Perda de investimentos

Algumas das pessoas que caem nesses golpes, acabam perdendo seus investimentos e a situação fica por isso mesmo, como explica a advogada Patrícia de Carvalho Zaniboni, sócia do escritório. “Recebemos dois tipos de perfis de vítimas, aquela que está desesperada porque perdeu uma quantia de dinheiro alta e quer de qualquer jeito entrar com uma ação judicial para resgatar e reparar sua perda, e o outro tipo de pessoa que é a que teve vergonha de cair no golpe e pensou duas vezes antes de procurar um advogado. Vale ressaltar que para a ação ter valor e validação é indispensável ter um advogado especializado em crimes financeiros”, conta.

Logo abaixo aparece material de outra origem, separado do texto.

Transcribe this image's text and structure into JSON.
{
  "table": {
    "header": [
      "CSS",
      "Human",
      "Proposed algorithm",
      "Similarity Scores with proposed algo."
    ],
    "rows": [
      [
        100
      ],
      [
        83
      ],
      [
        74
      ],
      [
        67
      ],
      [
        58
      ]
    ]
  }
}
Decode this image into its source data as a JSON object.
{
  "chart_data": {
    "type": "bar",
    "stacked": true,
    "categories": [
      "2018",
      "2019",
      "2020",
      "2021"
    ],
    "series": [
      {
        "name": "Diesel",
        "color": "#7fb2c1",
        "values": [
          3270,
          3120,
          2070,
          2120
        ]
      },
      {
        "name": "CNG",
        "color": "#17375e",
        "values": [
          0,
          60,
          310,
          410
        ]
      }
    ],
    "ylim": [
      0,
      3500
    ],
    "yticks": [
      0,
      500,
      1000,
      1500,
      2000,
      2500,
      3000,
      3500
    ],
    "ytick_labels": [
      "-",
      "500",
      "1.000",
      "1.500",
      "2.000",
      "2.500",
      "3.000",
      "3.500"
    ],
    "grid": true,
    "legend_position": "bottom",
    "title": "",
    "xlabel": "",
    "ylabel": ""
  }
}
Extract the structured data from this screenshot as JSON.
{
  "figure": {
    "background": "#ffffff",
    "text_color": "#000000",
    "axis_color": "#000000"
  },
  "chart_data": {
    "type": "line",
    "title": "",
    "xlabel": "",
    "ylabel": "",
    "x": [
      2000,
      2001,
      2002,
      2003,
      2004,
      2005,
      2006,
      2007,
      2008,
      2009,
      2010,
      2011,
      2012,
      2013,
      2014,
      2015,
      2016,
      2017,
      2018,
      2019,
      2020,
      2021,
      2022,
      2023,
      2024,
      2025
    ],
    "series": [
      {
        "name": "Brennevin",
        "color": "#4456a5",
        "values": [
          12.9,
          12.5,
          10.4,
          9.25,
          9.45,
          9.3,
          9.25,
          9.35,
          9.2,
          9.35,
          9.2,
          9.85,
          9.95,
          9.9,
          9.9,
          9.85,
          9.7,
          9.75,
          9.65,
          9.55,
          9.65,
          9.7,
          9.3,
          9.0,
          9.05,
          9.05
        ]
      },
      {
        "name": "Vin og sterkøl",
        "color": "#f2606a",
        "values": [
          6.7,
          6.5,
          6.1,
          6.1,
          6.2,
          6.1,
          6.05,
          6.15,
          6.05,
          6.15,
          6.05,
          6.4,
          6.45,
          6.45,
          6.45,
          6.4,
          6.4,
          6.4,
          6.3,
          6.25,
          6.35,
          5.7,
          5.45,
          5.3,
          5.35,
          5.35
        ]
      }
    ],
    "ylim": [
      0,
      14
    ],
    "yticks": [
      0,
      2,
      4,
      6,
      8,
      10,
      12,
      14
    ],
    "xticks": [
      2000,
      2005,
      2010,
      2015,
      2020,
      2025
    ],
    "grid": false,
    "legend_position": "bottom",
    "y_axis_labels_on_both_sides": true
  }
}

Sobre os valores das perdas causadas por esse golpe pode variar de acordo com o perfil do investidor e o valor aplicado. “Já entramos com ação de perda de R$ 10mil até R$ 3 milhões e, na verdade, não é só o valor que importa e sim ter ciência que, qualquer tipo de golpe no mercado financeiro ou em criptoativos é crime e tomar as medidas cabíveis como denunciar aos órgãos competentes e procurar um advogado especializado são imprescindíveis”, aconselha a advogada.